Big +1 to everything Erick said. I was working on a response, but I
think the things that Erick said are better than what I was writing. I
did want to add a little bit of detail, though.
Let me throw some numbers at you:
With 900 collections that have 25 shards, the SolrCloud cluster is
handling 22500 individual indexes -- and that's for only one replica.
If I assume that you've only got one copy of all that data in Solr, then
every one of those 49 servers will average over 450 index cores! If you
planned for redundancy and replicationFactor is 2, then each server will
have over 900 index cores on it (45000 total indexes).
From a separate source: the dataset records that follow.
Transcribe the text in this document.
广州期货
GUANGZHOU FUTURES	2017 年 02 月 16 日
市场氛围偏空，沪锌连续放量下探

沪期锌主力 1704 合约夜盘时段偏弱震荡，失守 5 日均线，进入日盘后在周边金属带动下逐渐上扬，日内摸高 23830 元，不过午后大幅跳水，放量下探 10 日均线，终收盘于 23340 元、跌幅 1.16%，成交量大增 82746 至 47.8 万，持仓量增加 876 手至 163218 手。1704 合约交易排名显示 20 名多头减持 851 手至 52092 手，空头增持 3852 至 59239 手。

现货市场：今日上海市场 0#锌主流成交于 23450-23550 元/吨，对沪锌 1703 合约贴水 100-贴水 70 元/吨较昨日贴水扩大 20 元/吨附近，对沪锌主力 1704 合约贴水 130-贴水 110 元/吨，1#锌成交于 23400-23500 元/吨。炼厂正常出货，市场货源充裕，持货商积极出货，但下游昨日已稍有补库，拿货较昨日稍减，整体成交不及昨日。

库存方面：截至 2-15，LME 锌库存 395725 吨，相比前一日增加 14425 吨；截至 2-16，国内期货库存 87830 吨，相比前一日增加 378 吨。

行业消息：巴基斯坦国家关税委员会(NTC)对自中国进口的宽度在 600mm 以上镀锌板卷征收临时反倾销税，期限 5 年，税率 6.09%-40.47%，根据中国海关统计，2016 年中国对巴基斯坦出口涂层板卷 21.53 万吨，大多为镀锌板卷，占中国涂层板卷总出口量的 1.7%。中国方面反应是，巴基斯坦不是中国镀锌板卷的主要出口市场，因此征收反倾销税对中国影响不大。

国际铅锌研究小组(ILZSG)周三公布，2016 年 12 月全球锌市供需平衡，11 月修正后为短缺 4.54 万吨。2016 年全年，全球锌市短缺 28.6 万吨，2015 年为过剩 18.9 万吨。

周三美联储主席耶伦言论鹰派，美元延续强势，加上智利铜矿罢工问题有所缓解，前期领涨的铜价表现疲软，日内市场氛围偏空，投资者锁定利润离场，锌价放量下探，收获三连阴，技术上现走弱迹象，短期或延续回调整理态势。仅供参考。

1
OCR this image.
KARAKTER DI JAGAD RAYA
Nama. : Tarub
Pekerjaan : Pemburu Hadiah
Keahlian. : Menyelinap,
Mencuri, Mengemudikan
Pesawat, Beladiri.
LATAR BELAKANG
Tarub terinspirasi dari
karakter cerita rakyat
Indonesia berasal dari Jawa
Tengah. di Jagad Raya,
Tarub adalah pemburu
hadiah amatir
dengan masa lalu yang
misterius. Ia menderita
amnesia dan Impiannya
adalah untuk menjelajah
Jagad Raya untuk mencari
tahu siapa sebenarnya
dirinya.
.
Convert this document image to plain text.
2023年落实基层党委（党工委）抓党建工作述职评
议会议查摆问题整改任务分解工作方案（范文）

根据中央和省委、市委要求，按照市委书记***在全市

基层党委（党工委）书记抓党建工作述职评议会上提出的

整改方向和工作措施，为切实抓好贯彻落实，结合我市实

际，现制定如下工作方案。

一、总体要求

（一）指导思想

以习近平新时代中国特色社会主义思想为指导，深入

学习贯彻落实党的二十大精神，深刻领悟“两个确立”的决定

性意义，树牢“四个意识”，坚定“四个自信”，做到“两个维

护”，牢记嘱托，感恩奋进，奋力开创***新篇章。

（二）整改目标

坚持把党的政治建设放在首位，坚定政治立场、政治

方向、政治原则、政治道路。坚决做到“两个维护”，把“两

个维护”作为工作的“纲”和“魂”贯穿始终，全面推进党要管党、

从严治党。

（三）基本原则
The index count numbers on each server might look like small numbers to
you ... but when you start understanding some of what Solr and Lucene
are doing under the covers, you start to realize that these numbers are
quite large.
If there's even a hint of significant index/query traffic going to those
collections, then those servers are going to be hard-pressed to keep up,
unless you've spent a LOT more money for hardware than what I see in a
typical server.
Have you ever heard of a phenomenon known as a performance knee? The
following link should open up to page 482 of the associated book.
Scroll up to page 481 and reading the two sections named "Hardware
Resource Requirements" and "Peak Load Behavior". Your reading would end
partway through page 482.
https://books.google.com/books?id=ka4QO9kXQFUC&pg=PA482&lpg=PA482&dq=performance+knee+scalability+graph&source=bl&ots=ytNn04PMU8&sig=r8GAGLIaT4mDwjCjYs_waQJbqo8&hl=en&sa=X&ved=0ahUKEwjH6bSdq-HZAhUJslMKHeQhALQQ6AEINDAB#v=onepage&q=performance%20knee%20scalability%20graph&f=false
A common tendency in the performance of computer systems/software is
that they show an increase in response time that's more or less linear
with load increases, until the system reaches a breaking point where the
smallest increase in load causes an incredibly large increase in
response times. That can lead to an outage situation where things take
so long that clients give up and go to an error state.
FYI: You're running a "dot zero" release. 6.0 is the first release
where MAJOR development changes had been accumulating that weren't in
5.x versions. The 6.x timeframe was an absolute hotbed of innovation on
SolrCloud.
There are typically more bugs in a .0 release than later minor
releases. If there are reasons for you to avoid running 7.x releases,
then you should upgrade to the latest 6.x. Right now this is 6.6.2, but
we are in the middle of the 6.6.3 release right now, and that is likely
to be announced any day now.
SolrCloud does not handle large numbers of collections very well,
especially if the shard and/or replica counts are high for each
collection. Up to a point, throwing a LOT of hardware at the problem
helps, but there are scalability issues related to the way SolrCloud
uses the ZooKeeper database. Eventually it just can't handle it. See
this issue for some experiments that I conducted on the problem:
https://issues.apache.org/jira/browse/SOLR-7191
Thanks,
Shawn